= Charles Heinz (singer) =

Charles Robert Heinz (November 16, 1940 – April 2011) was a pop and religious singer, and minister of music, in Germantown, Tennessee.

His father was an elder in the family's church.

In his mid-teens, he recorded two of the earliest 45 rpm pop-music records for Satellite Records, which soon became Stax. At 16, he was preparing for the release of "Destiny", backed by "Prove Your Love". He asked a girl named Freda (whom he would later marry) that he be invited to her 13th birthday party, and they began dating.

The flip-side song proved a local hit on release in 1959, but in September 1960, his "Suddenly", backed by "Nobody Cares", was released, with less success.

After dating for three years, he and Freda "ran away", and married with her parents permission.

He took a job in the management of a retail store, and moved his family to Alabama to take a promotion.
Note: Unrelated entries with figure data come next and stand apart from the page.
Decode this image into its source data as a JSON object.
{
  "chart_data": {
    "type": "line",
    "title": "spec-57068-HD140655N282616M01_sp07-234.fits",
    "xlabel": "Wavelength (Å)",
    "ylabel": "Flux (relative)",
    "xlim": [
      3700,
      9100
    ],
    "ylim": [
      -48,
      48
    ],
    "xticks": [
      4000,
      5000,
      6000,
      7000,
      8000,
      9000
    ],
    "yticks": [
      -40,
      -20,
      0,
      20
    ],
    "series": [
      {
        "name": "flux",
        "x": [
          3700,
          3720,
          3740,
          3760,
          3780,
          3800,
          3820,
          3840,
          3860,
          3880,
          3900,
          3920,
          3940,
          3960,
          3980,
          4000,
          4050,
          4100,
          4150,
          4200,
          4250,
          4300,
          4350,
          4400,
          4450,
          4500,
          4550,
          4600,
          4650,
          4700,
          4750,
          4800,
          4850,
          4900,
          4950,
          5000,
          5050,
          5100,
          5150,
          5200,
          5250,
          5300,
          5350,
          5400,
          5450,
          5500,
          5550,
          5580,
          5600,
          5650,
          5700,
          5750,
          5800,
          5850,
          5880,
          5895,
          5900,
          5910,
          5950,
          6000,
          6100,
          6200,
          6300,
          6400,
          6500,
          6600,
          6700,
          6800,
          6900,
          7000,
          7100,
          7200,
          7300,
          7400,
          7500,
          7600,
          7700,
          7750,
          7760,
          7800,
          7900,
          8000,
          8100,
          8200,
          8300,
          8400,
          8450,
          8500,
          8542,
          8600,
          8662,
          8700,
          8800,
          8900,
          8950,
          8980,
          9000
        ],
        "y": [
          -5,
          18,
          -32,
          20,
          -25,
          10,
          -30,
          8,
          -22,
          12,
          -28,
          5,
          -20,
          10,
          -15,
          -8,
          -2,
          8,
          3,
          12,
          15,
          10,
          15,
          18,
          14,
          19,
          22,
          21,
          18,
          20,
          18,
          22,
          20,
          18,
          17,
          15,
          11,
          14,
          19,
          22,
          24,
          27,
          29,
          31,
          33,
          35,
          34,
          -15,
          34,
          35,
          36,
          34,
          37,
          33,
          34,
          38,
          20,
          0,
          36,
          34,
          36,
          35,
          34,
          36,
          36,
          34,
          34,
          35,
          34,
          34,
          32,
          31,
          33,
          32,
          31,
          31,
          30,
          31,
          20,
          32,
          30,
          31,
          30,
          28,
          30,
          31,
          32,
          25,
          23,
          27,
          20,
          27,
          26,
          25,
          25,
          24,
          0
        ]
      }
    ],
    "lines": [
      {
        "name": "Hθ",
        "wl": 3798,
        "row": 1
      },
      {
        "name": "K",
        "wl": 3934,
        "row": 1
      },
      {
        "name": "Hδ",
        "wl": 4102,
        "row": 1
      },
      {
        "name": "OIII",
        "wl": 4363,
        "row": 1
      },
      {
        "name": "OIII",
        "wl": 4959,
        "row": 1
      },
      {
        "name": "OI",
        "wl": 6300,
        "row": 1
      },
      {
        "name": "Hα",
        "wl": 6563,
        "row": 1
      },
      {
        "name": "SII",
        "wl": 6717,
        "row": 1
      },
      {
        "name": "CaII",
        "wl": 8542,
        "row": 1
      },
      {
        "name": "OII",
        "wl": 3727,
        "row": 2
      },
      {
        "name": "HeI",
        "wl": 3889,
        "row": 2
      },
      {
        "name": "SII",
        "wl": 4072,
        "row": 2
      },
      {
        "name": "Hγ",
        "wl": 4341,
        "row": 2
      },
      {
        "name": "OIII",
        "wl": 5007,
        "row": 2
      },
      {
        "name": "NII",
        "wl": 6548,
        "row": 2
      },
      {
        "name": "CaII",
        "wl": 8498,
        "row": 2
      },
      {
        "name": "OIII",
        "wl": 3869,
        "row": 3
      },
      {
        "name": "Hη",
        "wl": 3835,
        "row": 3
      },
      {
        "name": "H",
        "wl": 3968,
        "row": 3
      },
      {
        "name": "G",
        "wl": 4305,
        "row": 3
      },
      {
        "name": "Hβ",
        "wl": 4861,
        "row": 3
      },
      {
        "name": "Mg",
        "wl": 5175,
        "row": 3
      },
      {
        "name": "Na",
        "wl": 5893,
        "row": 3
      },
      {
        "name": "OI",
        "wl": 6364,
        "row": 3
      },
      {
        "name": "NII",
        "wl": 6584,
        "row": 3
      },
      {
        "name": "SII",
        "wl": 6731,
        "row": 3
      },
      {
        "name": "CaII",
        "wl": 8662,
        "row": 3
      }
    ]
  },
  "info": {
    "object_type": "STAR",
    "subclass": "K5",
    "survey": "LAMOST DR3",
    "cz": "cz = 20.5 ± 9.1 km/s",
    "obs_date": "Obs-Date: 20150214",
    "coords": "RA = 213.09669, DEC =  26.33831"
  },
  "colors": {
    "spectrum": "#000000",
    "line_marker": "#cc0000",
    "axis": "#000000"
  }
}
Becoming dissatisfied with his work, he moved the family back to Tennessee; his father sensed a spiritual dissatisfaction, and urged a pastor friend to see whether their interests would be as close as he sensed. The son and the pastor found a common ground, and Heinz became involved in the pastor's use of music with this congregation. Heinz found this activity fulfilling, and in time took charge of and developed the music program beyond expectations, and made it his career.

In February, 2011, he celebrated his retirement from the ministry, and died in April of the same year at the age of 70.